NEW YORK, 29 April 2003 – UNICEF Executive Director Carol Bellamy commended the White House for its leadership in endorsing a $15 billion emergency bill to tackle AIDS in Africa and the Caribbean today. The bill promotes an “ABC”
prevention package (Abstinence, Be Faithful, Consistently use Condoms) that sidelines efforts by some to keep condoms out of the final legislation.
Bellamy’s remarks followed President Bush’s endorsement of the AIDS bill at a bipartisan ceremony at the White House. The US President signalled his full support for the prevention, care and treatment bill, which is based on a successful Ugandan model that saw prevalence rates among pregnant women drop from 20.6 per cent in 1991 to 7.9 per cent by 2000.
“Investing in young people is the best strategy we have today for bringing the epidemic under control," Bellamy said. “In areas where the spread of HIV/AIDS is declining, it is primarily because young men and women are being given the tools and the incentives to prevent infection. We have seen remarkable progress in countries like Cambodia and Brazil, among others.”
Bellamy noted that UNICEF embraces the ABC model in its prevention efforts. “Young people have right to know about all the ways to prevent HIV infection, starting with abstinence, being faithful to one partner, and consistently using condoms,” Bellamy said.
“Because the future of the epidemic will be driven largely by the decisions that successive waves of young people make throughout their lives, investments should focus first and foremost on providing young people with the wherewithal to make the healthy, informed decisions that prevent HIV infection,” Bellamy said.
“Their decisions should be built on sound information and the ability to translate this information into healthy choices. This can only happen if young people also have access to ‘life skills’, meaning the ability to handle real life situations, especially those involving behavioural choices related to relationships, sex and drugs. And young people need access to youth-friendly, gender-sensitive health services, and a protective and supportive legal, social and familial environment,” Bellamy added. “This won’t only affect prevalence rates among young people – it’ll also slow the rate of transmission between parents and infants.”
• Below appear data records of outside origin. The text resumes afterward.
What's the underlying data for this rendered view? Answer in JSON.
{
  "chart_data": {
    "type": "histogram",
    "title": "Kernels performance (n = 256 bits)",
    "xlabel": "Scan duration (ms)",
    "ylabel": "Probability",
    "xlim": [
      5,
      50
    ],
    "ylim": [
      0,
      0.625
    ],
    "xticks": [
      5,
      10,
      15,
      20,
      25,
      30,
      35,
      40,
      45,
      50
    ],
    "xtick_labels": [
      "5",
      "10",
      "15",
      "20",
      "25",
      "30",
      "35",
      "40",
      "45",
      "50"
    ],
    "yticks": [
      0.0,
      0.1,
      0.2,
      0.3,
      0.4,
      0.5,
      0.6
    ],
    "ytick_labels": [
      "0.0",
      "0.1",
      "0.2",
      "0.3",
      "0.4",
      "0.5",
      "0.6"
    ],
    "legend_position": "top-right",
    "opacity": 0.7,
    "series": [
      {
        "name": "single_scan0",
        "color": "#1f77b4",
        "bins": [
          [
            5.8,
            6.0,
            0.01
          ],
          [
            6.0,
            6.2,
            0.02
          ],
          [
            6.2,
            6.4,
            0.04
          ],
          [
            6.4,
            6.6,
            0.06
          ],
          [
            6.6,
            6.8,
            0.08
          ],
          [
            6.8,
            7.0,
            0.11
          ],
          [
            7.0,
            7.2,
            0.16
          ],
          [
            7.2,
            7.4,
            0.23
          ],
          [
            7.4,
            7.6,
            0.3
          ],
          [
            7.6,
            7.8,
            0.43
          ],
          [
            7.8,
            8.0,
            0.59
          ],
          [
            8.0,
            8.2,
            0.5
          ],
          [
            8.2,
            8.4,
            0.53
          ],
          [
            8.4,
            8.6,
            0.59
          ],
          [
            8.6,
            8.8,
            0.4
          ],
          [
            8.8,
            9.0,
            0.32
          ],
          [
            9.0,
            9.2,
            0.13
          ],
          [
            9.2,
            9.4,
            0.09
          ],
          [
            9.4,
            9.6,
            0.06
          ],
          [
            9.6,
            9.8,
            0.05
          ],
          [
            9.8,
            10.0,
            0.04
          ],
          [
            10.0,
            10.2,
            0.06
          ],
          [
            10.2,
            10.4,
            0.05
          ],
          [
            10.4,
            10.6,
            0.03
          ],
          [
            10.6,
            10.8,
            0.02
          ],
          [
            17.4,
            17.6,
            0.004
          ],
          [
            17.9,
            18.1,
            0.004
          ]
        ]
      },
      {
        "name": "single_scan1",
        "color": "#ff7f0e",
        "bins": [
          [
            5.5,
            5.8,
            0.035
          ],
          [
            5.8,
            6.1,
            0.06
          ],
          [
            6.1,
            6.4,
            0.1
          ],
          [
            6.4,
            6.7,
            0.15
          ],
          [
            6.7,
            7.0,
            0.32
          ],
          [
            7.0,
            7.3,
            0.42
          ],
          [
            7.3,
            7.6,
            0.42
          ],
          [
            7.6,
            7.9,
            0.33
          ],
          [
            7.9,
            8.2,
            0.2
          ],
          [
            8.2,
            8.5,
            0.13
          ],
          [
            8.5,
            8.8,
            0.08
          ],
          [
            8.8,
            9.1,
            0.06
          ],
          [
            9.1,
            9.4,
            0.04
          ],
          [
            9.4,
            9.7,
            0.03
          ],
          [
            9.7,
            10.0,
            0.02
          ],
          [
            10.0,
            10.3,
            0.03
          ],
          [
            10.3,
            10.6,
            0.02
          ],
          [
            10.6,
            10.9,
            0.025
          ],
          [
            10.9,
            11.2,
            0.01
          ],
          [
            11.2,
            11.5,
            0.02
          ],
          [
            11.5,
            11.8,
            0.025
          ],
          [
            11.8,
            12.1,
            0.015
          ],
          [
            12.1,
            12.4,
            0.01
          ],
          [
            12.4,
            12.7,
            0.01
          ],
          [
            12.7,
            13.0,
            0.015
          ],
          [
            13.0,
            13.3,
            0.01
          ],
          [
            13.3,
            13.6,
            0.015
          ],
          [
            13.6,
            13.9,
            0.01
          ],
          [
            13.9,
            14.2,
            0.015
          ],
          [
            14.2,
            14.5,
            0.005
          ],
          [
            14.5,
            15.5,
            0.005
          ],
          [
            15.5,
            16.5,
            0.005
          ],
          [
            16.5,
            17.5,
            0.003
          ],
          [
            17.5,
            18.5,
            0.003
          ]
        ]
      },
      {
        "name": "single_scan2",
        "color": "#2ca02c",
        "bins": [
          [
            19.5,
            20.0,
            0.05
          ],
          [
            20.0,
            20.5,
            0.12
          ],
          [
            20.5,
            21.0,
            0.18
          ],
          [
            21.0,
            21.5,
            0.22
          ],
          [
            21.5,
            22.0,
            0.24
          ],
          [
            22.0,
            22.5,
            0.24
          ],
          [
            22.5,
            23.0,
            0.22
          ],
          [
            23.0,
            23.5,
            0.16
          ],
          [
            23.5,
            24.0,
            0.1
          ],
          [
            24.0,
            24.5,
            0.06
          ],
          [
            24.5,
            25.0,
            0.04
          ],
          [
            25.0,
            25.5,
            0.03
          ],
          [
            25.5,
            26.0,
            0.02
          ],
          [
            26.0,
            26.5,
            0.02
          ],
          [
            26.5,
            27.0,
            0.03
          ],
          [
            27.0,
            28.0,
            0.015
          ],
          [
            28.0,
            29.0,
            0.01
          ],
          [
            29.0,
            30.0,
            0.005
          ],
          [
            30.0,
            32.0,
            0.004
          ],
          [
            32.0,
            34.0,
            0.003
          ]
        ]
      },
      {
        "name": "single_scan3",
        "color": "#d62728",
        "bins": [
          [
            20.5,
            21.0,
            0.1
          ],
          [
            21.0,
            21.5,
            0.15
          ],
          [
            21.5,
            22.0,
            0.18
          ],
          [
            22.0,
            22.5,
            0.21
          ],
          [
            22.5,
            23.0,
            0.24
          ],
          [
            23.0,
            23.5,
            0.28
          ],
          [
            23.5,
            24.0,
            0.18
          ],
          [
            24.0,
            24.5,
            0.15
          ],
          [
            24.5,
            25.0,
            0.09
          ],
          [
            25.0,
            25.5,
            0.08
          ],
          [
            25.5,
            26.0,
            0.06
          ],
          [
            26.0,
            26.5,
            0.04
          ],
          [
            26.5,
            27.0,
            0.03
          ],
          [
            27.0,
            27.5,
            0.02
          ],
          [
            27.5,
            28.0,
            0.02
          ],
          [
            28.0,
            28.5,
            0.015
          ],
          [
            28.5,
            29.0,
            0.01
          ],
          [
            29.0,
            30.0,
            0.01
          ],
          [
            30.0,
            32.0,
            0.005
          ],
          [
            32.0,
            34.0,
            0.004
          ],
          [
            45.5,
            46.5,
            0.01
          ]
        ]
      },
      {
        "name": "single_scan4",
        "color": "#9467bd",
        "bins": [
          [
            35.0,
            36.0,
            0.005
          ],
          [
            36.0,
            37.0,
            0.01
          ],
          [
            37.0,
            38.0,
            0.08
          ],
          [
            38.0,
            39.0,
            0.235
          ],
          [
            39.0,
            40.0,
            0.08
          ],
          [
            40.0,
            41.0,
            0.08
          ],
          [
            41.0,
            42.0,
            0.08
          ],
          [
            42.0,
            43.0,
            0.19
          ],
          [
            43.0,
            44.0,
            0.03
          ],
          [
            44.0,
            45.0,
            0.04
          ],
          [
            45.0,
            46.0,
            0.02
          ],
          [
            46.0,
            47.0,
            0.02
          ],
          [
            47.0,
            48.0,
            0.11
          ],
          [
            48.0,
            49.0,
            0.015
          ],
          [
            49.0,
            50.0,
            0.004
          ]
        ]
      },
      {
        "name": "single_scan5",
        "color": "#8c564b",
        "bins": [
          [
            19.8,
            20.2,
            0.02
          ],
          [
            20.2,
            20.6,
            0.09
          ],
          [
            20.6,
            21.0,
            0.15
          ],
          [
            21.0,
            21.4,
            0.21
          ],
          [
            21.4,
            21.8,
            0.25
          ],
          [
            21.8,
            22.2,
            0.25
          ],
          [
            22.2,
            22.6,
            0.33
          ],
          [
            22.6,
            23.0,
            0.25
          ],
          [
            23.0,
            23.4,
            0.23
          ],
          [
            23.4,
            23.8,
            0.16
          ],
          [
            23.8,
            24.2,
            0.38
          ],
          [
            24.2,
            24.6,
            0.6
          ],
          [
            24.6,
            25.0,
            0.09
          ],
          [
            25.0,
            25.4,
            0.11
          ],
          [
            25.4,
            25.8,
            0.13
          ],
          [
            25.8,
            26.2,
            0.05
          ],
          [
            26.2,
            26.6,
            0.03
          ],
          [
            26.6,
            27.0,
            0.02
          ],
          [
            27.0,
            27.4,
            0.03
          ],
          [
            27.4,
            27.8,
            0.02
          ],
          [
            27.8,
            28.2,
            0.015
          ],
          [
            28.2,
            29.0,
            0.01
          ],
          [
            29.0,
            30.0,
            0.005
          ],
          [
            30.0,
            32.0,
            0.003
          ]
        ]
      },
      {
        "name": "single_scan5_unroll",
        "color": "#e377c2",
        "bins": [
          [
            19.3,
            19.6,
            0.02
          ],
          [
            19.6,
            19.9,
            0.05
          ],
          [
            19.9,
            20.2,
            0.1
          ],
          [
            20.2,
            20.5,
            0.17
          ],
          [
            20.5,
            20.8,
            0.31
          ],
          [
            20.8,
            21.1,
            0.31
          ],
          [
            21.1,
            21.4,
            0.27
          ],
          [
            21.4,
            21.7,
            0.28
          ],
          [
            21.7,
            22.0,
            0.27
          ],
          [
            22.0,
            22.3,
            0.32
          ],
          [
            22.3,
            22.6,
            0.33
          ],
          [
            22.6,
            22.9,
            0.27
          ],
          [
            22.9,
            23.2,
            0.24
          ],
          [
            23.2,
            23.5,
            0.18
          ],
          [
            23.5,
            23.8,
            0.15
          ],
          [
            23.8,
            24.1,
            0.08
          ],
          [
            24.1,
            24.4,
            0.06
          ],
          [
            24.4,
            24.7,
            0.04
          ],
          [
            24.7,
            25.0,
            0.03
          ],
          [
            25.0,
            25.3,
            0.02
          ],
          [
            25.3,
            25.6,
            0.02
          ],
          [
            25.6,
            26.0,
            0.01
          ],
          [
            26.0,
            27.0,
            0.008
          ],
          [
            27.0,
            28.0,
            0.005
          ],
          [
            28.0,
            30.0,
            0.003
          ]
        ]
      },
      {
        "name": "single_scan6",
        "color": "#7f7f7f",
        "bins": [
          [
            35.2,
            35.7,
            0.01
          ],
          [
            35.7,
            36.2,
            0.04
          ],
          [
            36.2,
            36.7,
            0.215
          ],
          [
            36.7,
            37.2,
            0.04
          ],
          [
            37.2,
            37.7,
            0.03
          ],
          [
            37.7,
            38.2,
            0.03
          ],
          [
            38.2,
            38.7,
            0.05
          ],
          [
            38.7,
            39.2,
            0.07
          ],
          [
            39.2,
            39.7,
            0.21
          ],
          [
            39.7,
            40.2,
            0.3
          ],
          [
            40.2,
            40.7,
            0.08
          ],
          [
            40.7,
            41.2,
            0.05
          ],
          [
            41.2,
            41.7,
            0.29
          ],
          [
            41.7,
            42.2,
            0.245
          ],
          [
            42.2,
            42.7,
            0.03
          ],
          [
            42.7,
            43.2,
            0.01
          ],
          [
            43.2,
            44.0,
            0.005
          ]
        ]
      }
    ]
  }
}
More than half of those newly infected with HIV are between 15 and 24 years old – six thousand new infections each day in this age group, or 4 every minute. Girls are especially vulnerable. In sub-Saharan Africa, more than two-thirds of the 8.6 million young people (aged 15-24) living with HIV/AIDS are female. A UNICEF study in the same region showed that half the teenage girls surveyed didn’t know that a healthy-looking person could have AIDS.
The bill designates $3 billion a year for five years towards efforts to fight AIDS in Africa and the Caribbean, including money for anti-retroviral drugs and other treatment. It is intended to help prevent 7 million new infections, treat at least 2 million people with life-extending drugs, and provide care for millions more suffering from AIDS, including children orphaned by the disease.
The countries to receive assistance are Botswana, Ivory Coast, Ethiopia, Guyana, Haiti, Kenya, Mozambique, Namibia, Nigeria, Rwanda, South Africa, Tanzania, Uganda, and Zambia.
Bellamy encouraged the US Administration to direct a larger percentage of the total amount towards the Global Fund to Fight HIV/AIDS, Tuberculosis and Malaria. “The international community set up the Global Fund as the most efficient way to channel resources to developing countries to help them deal with the HIV/AIDS crisis. The Fund desperately needs more support – in money and in commitment - from the US in order to remain viable.”